Обсудив с Каркушиным все детали, я отпустил директора ФСБ и понял: настроение мое улучшилось. Вроде и небольшая пакость задумана, а до чего бодрит! Давно бы так. В висках еще ломило, но чугунная разбойница определенно давала мне передышку. Энергичное тарахтение в голове сменилось легким жужжанием, как будто по кабинету летала чрезвычайно тактичная муха.
Жизнь налаживалась. У меня даже проснулся аппетит, дремавший со времен гаданий Славика на колобках.

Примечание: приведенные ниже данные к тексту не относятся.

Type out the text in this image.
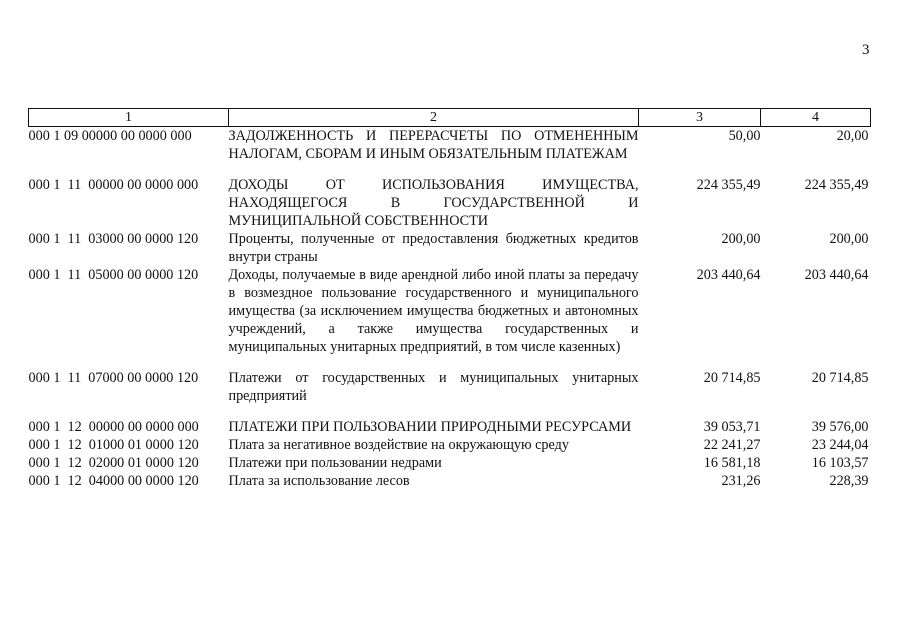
3
1	2	3	4
000 1 09 00000 00 0000 000	ЗАДОЛЖЕННОСТЬ И ПЕРЕРАСЧЕТЫ ПО ОТМЕНЕННЫМ НАЛОГАМ, СБОРАМ И ИНЫМ ОБЯЗАТЕЛЬНЫМ ПЛАТЕЖАМ	50,00	20,00
000 1  11  00000 00 0000 000	ДОХОДЫ ОТ ИСПОЛЬЗОВАНИЯ ИМУЩЕСТВА, НАХОДЯЩЕГОСЯ В ГОСУДАРСТВЕННОЙ И МУНИЦИПАЛЬНОЙ СОБСТВЕННОСТИ	224 355,49	224 355,49
000 1  11  03000 00 0000 120	Проценты, полученные от предоставления бюджетных кредитов внутри страны	200,00	200,00
000 1  11  05000 00 0000 120	Доходы, получаемые в виде арендной либо иной платы за передачу в возмездное пользование государственного и муниципального имущества (за исключением имущества бюджетных и автономных учреждений, а также имущества государственных и муниципальных унитарных предприятий, в том числе казенных)	203 440,64	203 440,64
000 1  11  07000 00 0000 120	Платежи от государственных и муниципальных унитарных предприятий	20 714,85	20 714,85
000 1  12  00000 00 0000 000	ПЛАТЕЖИ ПРИ ПОЛЬЗОВАНИИ ПРИРОДНЫМИ РЕСУРСАМИ	39 053,71	39 576,00
000 1  12  01000 01 0000 120	Плата за негативное воздействие на окружающую среду	22 241,27	23 244,04
000 1  12  02000 01 0000 120	Платежи при пользовании недрами	16 581,18	16 103,57
000 1  12  04000 00 0000 120	Плата за использование лесов	231,26	228,39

Я поискал в ящиках стола — не завалялось ли там бутерброда или простой шоколадки? Нашел упаковку мятных лепешек, высыпал на ладонь и проглотил. Вот прямо сейчас, решил я, дам команду референту Вове, и пускай мне тащит полноценный президентский хавчик, то есть ланч…
Однако Вова и сам уже заглядывал в кабинет, не дожидаясь приказа. Мысли он, что ли, мои прочел? Или опять форс-мажор?
— Ну что? — спросил я. — Румыны заупрямились? У них там вечер занят? Поездка к цыганам срывается? Билеты в театр пропадают?
— Нет-нет, что вы, Денис Анатольевич, — торопливо отозвался Вова-с-папкой. С глазами у него между тем происходило нечто странное: мой референт, рискуя нажить косоглазие, пытался смотреть одновременно и на меня, и мимо меня, куда-то на край стола. — Румынская делегация вела себя достойно. Поворчали немного, но без демаршей и нот протеста согласились на 19–10. Господин Хлебореску проявил понимание. Он сказал, что геморрой — причина уважи… Вы же позволили мне соврать про геморрой?